本記事は、trocco® Advent Calendar 2023 シリーズ2の16日目の記事になります。

本記事では、trocco®のデータマート定義(DWH内のデータを加工してDHW内に新たなテーブルを作成する機能)で利用するSQLについて、私がおすすめする初心者からの学習法を取り上げます。ユーザーの方はもちろん、これからSQLを学んでいきたい方に参考にしていただけると嬉しいです。

なお、データエンジニアリングの全体像を取り上げた前の記事

はかなり骨太な記事になっていますが、SQLについては定評のある書籍等も多くありますので、それらの紹介をベースにしつつ、初心者が抑えておくとよいTipsをBigQueryを例に取り上げています。

こんな方におすすめ

  • trocco®のデータマート定義をより使っていきたいが、SQLを書く自信がない
  • これまではExcelやBIでデータを取り扱っていたが、よりデータを活用していくにあたってSQLをしっかり身に着けたい
  • データサイエンス100本ノックをBigQueryで実施したい

SQLとは何か

SQLとは、Structured Query Languageの略で、データベースにデータを問合せするための言語です。従来からのRDBで利用されているのはもちろん、DWHであるBigQueryやRedshift、Snowflakeでもそのデータ操作の基礎となっており、移り変わりの早いプログラミング言語と異なり長い間安定的に利用され続けている言語です。

処理を決められた関数で定義するExcelや、GUIベースでデータ加工のできるツールと比べるとハードルが高く感じるかもしれませんが、プログラミング言語を習得することと比べれば分析用途のSQLの習得はそれほど難しくはありません。

それは、下記の2点が理由になります。

  • そもそもデータベースの処理に特化した言語であるため、プログラミング言語と比較するとできること(=学ばないといけないこと)の幅が著しく狭い
    • 例えば、SQLでは基本的にループ処理ができない
  • データベースの管理のためではテーブルの作成/変更やデータの変更/追加/削除やテーブルの関係の定義、パフォーマンスの最適化などやることの幅が広いが、分析のために限定すると基本はデータを抽出することができればよいので、上記に加えてできないといけないことの幅が狭い
    • まずは抽出のための方法に慣れてくると、その他の処理も感覚が掴めてきます

特に、BI経験者であればその裏側で行われていることはSQLの処理になるので、GUI上での処理を言語として記載するとこういう形なのかというのが理解しやすいです。私はTableau使いだったので、JOINやUNION、LOD表現という処理の結果が、SQLではどう表現されるのかと考えると非常にスムーズに学習が進みました。

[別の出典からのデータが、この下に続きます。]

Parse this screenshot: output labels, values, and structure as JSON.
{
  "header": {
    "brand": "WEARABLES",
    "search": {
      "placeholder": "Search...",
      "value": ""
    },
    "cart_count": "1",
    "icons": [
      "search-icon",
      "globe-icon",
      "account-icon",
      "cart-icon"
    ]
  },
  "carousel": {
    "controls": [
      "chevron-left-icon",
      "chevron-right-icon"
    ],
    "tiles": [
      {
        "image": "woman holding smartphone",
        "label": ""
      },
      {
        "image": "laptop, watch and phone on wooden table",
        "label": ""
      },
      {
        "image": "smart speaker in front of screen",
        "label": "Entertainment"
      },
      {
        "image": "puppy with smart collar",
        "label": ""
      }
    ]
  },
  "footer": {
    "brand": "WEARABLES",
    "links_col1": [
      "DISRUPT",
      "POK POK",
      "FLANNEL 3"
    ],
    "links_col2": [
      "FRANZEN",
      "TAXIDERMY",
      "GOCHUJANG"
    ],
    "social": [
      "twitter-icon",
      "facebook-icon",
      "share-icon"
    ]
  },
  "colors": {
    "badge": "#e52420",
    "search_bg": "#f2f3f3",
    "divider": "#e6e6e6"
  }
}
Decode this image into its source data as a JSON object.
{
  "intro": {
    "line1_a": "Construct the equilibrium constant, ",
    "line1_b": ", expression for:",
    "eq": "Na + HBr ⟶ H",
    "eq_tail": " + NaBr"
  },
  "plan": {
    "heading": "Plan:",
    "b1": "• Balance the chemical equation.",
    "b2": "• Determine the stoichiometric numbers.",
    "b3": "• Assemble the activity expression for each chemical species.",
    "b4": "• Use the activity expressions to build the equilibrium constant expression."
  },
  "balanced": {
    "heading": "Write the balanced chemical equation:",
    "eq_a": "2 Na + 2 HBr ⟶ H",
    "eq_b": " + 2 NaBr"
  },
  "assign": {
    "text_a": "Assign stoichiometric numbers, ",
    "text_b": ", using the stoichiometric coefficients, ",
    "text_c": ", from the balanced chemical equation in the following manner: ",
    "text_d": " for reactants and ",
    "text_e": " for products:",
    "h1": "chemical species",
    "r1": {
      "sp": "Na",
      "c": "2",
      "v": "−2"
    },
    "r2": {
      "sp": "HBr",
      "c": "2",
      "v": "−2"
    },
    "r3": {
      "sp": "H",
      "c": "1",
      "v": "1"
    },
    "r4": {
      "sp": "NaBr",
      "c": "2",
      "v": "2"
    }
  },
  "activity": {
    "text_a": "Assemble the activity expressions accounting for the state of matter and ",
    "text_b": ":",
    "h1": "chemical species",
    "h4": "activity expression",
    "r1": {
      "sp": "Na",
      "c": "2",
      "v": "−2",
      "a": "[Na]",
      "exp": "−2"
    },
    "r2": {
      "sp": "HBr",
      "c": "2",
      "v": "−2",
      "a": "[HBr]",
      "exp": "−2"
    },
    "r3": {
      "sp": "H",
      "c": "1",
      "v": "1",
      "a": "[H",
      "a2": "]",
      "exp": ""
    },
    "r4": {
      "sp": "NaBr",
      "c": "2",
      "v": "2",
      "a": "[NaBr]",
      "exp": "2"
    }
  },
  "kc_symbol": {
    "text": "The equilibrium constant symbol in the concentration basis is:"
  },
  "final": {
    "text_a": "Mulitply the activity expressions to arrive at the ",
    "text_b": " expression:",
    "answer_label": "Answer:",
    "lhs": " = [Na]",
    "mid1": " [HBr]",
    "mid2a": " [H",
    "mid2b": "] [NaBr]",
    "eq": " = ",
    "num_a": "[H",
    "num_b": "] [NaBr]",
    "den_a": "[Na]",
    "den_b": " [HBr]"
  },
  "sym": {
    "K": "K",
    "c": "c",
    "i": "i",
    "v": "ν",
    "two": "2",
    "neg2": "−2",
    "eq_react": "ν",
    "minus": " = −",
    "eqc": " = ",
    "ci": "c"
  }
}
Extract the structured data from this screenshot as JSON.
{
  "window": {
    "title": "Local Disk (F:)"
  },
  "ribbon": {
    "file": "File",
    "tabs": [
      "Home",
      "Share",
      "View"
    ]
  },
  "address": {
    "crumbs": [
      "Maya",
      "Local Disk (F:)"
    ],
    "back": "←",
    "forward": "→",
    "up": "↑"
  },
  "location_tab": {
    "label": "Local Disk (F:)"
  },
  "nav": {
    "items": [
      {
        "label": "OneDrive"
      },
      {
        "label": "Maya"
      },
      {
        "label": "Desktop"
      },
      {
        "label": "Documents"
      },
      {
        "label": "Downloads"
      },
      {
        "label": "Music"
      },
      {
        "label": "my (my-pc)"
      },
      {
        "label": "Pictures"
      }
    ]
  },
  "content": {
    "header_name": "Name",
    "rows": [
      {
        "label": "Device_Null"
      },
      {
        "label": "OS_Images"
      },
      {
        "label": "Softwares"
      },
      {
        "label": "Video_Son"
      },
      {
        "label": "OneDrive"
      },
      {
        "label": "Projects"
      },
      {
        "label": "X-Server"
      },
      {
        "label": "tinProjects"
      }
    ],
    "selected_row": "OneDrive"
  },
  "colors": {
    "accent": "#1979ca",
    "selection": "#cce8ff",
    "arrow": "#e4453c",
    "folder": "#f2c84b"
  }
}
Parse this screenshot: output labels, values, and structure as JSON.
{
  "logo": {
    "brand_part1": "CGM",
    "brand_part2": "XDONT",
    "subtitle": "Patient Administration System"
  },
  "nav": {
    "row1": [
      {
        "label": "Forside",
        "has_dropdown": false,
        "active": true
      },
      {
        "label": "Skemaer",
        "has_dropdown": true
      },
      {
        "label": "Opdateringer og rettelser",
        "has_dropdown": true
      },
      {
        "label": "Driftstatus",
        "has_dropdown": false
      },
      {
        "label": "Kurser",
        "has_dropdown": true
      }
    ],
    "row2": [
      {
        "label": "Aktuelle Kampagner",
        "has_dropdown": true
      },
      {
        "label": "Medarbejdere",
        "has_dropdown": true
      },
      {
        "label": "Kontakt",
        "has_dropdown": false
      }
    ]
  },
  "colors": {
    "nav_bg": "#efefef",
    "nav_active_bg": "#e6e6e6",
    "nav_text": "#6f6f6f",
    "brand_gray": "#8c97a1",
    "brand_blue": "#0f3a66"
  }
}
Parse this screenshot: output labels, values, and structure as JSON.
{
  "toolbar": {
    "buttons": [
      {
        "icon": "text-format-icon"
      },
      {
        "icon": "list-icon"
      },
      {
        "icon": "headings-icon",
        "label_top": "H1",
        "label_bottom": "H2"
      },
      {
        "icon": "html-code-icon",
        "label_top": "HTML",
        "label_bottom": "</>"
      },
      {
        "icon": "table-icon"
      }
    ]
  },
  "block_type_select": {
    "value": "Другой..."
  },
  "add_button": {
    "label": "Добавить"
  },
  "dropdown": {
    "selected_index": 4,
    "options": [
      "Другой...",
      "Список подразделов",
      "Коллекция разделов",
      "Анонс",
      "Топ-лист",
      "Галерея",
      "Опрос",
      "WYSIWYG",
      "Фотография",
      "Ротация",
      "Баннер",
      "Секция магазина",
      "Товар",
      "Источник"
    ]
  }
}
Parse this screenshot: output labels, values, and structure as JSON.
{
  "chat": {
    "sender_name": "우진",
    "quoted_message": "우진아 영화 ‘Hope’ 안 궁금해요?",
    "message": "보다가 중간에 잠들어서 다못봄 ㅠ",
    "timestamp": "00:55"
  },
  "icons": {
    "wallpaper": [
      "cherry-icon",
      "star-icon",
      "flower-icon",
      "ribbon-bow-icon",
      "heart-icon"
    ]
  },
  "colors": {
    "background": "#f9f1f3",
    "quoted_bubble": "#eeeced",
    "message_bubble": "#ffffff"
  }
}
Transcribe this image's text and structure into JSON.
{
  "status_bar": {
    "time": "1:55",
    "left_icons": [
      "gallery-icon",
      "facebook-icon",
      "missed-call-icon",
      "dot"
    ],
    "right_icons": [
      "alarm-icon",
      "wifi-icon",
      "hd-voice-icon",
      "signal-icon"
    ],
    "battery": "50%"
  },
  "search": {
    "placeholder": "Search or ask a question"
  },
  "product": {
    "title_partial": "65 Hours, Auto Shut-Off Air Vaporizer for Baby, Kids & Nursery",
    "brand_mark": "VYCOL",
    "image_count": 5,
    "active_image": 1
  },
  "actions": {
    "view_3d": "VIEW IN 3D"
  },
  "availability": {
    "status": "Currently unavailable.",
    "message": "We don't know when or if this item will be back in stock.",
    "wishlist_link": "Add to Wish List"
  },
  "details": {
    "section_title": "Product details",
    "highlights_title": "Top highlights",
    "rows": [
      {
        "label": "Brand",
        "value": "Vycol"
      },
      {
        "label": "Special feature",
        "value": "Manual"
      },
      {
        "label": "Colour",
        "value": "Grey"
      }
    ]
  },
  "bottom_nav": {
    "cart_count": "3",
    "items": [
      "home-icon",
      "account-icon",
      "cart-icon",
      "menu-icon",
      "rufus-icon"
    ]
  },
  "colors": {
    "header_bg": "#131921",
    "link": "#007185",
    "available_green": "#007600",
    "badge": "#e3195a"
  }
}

(確かJTUGのイベントで、パフォーマンスの計測を利用すると裏側で投げられているSQLクエリが確認できるという事例があったように思いますが、それがいつのものだったか思い出せず・・・)

SQLの学び方

私がおすすめするSQLの学び方は、まずSQLの位置づけをざっくり理解したあとに、SQLの用途や処理の内容を概念的に理解し、ハンズオンで手を動かしながら身に着け、実務で活用してみるという流れになります。

その際、疑問点を聞くことのできる有識者が周囲にいると、学習にあたり大きな助けになるでしょう。仮にいなくともLLMに聞いてみれば割と筋の良い返答は返ってくるでしょうから、とても便利な社会になったものです。

SQLの位置づけをざっくり理解する

この目的で利用できるコンテンツとしては、Snowflakeのユーザー会であるSnowVillageが公開しているYouTube動画がよくまとまっています。

ちなみに、同じくDWHとデータモデルの解説動画も内容が良く整理されており、おすすめです。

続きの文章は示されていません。